It appears that with current setup it will be fine. With 1 fish, 1 clam and several hardy but fussy corals (sun corals, anemone, zoos..) no skimmer and water change will be fine. It is looking very nice now with the setup and scaping. Great Job keep it up!

----------


## Xmant

> It appears that with current setup it will be fine. With 1 fish, 1 clam and several hardy but fussy corals (sun corals, anemone, zoos..) no skimmer and water change will be fine. It is looking very nice now with the setup and scaping. Great Job keep it up!


Thanks. 

This maroon clown is pretty aggressive, had killed 3 clown fish. Don't have any intention to add anymore fish.

----------


## soonhong

Very nice and simple setup.....

----------


## Xmant

> Very nice and simple setup.....


So ...when would you come and join the other dark side? I have sexy shrimps dancing in my tank. :Grin:

----------


## sungod666

with proper skimmer, filtration, live rock and sands, i only change the water once every 2 months. amount change is 50%. otherwise i monitor salinity through pinpoint monitor and top up RO water when the salinity go up. there no need to change water weekly unlike freshwater. Corals, shrimps, and the ICh prone blue tang all survive happily. A UV is a must for small setup if you want your life to be easy. keep algae and ICH away. For corals, u also need to dose Zooplankton.

----------


## Xmant

> with proper skimmer, filtration, live rock and sands, i only change the water once every 2 months. amount change is 50%. otherwise i monitor salinity through pinpoint monitor and top up RO water when the salinity go up. there no need to change water weekly unlike freshwater. Corals, shrimps, and the ICh prone blue tang all survive happily. A UV is a must for small setup if you want your life to be easy. keep algae and ICH away. For corals, u also need to dose Zooplankton.


Thanks for your advise.

BTW, why are you selling away your 105L marine tank setup?

----------


## sungod666

i have 2x 105 L set up. initially plan to sell one away to do a 5 ft but decided to keep it anyway. quite a waste to let go of a new tank at deep discount so i sold the corals in one fo it and turn it into a FOWLR tank. the other remain as a reef tank

----------


## Zee

Hi bro, any updates to your tank?

----------


## Xmant

Update on my pico tank

----------


## fizzy

thats a nice little nano tank, the maroon clown is a very aggresive fish and should only be kept with its own kind, the only way you can mix clowns is in a very large tank, i have been keeping marines for over 20yrs now and have learnd alot along the way, if you are not using a skimmer then make sure you do regular water changes.

----------


## Xmant

> thats a nice little nano tank, the maroon clown is a very aggresive fish and should only be kept with its own kind, the only way you can mix clowns is in a very large tank, i have been keeping marines for over 20yrs now and have learnd alot along the way, if you are not using a skimmer then make sure you do regular water changes.


Thanks for your advice.

----------


## diazman

What type of HOF is that? looks really sleek.

----------


## Xmant

> What type of HOF is that? looks really sleek.

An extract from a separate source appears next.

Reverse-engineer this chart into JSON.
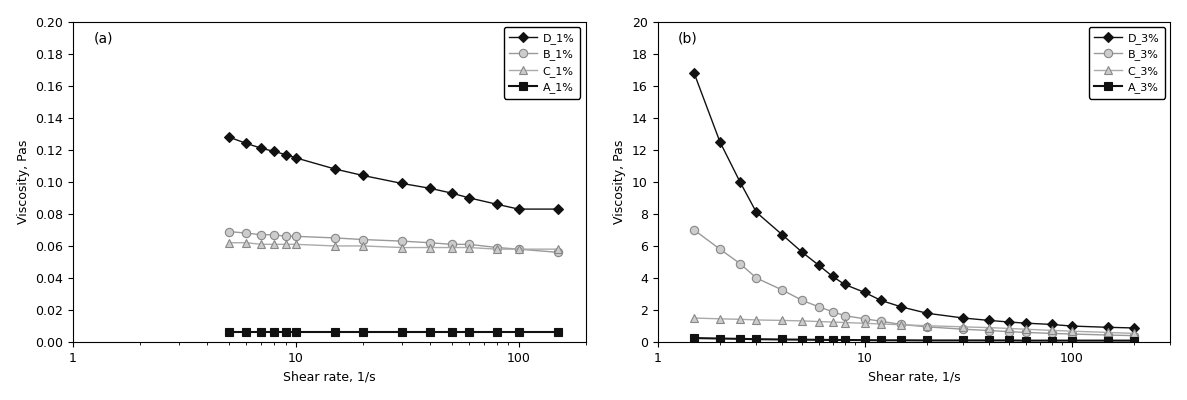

That was an Ocean Free OHF, the biggest size, that I have got for my pico tank to act as a current circulator. I have removed all the filter medias that came with it and replaced with chaeto only to absorb all the possible nitrate in the saltwater. On top of this OHF, I have DIY a lighting which made of white LED, turned on for about 3/4 of the day.

----------


## diazman

Mind sharing where you get the HOF, its Wattage usage and how much? been looking for one large HOF but none suitable one. haha.

----------


## Xmant

> Mind sharing where you get the HOF, its Wattage usage and how much? been looking for one large HOF but none suitable one. haha.


I bought it from Y934, Aquastar. The model type is OHF2, it could be medium size. The power consumption is 5W. However as for the price, I can't recall the exact, around from $15 - $30.

----------


## diazman

Right, many thanks! gonna source for one soon

----------


## cdckjn

Your cleaner shrimp is getting too big for your tank. once the maroon clown gets bigger, it will bully the other fishes. Your yellow-tail fishes are alos aggressive in nature, and now each occupying a corner so no fighting. After they all get bigger, situation will be worse.

----------


## spkentchai

Yeah...size does matters in marine...bigger they get....more fierce they become

----------